Das Dilemma einer selbstgerechten Welt, die man mal soeben in gut und böse einteilt, setzt sich beim Syrien-Krieg fort. Gerade der bewußt inszenierte neue Kalte Krieg dient perfekt, das Russland-Feindbild wieder zu schüren. Eine brandgefährliche Situation, die den Weltfrieden mehr denn je gefährdet.

Michael Lüders bringt es auf den Punkt – Trumps hektischer Vergeltungsschlag

Was schon ohnehin etliche kritisch denkende Zeitgenossen vermuteten. Der US-Westen reagiert mal wieder befremdlich einseitig, wie der Politik- und Islamwissenschaftler und Publizist Michael Lüders in der Talkshow von Markus Lanz anmerkt, jeder Seite seien Giftgaseinsätze zuzutrauen.

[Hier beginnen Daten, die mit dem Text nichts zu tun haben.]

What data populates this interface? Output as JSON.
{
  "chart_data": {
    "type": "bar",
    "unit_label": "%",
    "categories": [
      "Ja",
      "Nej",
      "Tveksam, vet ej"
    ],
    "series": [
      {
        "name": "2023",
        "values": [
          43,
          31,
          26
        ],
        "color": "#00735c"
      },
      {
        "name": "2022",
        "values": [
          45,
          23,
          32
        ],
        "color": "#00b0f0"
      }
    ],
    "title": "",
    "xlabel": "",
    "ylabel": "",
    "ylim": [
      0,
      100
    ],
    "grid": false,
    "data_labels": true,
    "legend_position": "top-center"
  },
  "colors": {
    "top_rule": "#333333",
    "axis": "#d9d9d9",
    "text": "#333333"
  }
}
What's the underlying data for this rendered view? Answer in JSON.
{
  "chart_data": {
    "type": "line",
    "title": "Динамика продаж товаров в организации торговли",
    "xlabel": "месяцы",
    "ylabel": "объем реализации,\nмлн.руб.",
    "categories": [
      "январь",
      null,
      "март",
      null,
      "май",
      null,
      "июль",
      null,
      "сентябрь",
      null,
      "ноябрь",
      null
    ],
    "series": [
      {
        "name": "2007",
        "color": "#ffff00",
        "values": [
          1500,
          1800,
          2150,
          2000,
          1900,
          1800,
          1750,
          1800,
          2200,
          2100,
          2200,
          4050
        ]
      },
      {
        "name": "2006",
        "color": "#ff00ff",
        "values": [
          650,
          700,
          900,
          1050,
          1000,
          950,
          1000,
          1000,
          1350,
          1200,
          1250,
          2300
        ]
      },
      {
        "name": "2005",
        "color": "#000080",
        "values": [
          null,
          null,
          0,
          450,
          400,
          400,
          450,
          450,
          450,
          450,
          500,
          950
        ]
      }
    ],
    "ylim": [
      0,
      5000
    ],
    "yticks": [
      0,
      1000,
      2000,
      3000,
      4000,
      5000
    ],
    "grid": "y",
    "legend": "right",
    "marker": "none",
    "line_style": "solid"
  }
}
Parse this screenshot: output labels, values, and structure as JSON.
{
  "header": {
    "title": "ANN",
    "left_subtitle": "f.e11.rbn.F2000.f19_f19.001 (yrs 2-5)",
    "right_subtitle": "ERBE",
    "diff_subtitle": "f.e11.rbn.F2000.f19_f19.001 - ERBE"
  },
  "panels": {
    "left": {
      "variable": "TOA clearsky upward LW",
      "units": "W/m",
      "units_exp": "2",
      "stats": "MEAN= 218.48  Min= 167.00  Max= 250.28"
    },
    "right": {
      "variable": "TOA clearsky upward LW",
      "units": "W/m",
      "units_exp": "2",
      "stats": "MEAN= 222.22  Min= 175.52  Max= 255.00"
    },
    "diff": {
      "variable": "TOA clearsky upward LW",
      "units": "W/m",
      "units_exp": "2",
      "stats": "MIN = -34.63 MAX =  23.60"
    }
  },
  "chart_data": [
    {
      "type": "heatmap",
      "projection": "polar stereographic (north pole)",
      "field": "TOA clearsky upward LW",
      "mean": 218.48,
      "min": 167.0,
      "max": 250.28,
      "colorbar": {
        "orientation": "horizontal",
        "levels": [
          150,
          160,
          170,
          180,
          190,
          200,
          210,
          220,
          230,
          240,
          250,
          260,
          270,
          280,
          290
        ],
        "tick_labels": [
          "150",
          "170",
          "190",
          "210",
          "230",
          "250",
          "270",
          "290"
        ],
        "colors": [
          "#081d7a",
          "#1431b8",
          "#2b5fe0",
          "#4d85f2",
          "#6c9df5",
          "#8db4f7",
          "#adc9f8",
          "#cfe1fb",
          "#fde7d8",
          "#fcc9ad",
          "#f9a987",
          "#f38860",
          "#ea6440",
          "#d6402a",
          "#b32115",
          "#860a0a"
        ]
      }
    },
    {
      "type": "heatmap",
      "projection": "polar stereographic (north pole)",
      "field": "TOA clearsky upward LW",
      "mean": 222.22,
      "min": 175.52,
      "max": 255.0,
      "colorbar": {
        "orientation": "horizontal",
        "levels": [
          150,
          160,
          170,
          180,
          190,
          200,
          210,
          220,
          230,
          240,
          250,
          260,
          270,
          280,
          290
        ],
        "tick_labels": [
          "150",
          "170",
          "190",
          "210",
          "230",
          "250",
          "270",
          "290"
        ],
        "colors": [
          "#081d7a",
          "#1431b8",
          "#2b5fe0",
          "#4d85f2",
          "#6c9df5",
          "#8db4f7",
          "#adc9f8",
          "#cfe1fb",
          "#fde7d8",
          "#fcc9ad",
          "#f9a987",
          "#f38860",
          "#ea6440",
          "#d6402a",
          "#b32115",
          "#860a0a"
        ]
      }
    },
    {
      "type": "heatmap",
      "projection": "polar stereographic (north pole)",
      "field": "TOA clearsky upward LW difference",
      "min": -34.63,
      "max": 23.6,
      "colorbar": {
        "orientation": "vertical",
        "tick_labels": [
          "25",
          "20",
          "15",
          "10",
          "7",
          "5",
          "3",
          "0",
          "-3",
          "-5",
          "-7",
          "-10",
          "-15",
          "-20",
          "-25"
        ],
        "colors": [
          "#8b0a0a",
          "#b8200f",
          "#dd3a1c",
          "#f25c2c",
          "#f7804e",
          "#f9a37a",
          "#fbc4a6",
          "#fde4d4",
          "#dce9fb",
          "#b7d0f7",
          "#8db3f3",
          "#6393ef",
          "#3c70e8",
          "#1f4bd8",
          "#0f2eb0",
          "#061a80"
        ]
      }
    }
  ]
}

Wer bisherig geglaubt hat, Donald Trump würde mit Wladimir Putin Bruderschaft trinken, wird schnell eines Besseren belehrt, wenn schon die ansonsten verschmähte Propaganda-Plattform Sputnik berichtet und die Frage in der Raum stellt, ob Trump Assad den Krieg erkläre. Dabei werden bereits verschiedene Reaktionen vorgestellt, wie der neue US-Präsident entscheiden könnte.

Eine Option trat inszwischen ein: Ein Zerstörer der USA feuerte Tomahawk-Marschflugkörper auf die Luftwaffenbasis Schairat, was Trump als einen gezielten Vergeltungsschlag bezeichnet. Im Gegensatz zu Barack Obama zeichnet sich dieser neue Präsident als hektischer Kriegstreiber aus, der eben nicht abwartet, bis die Schuld des Giftgasangriffs geklärte wurde. Dies läßt ziemlich tief blicken.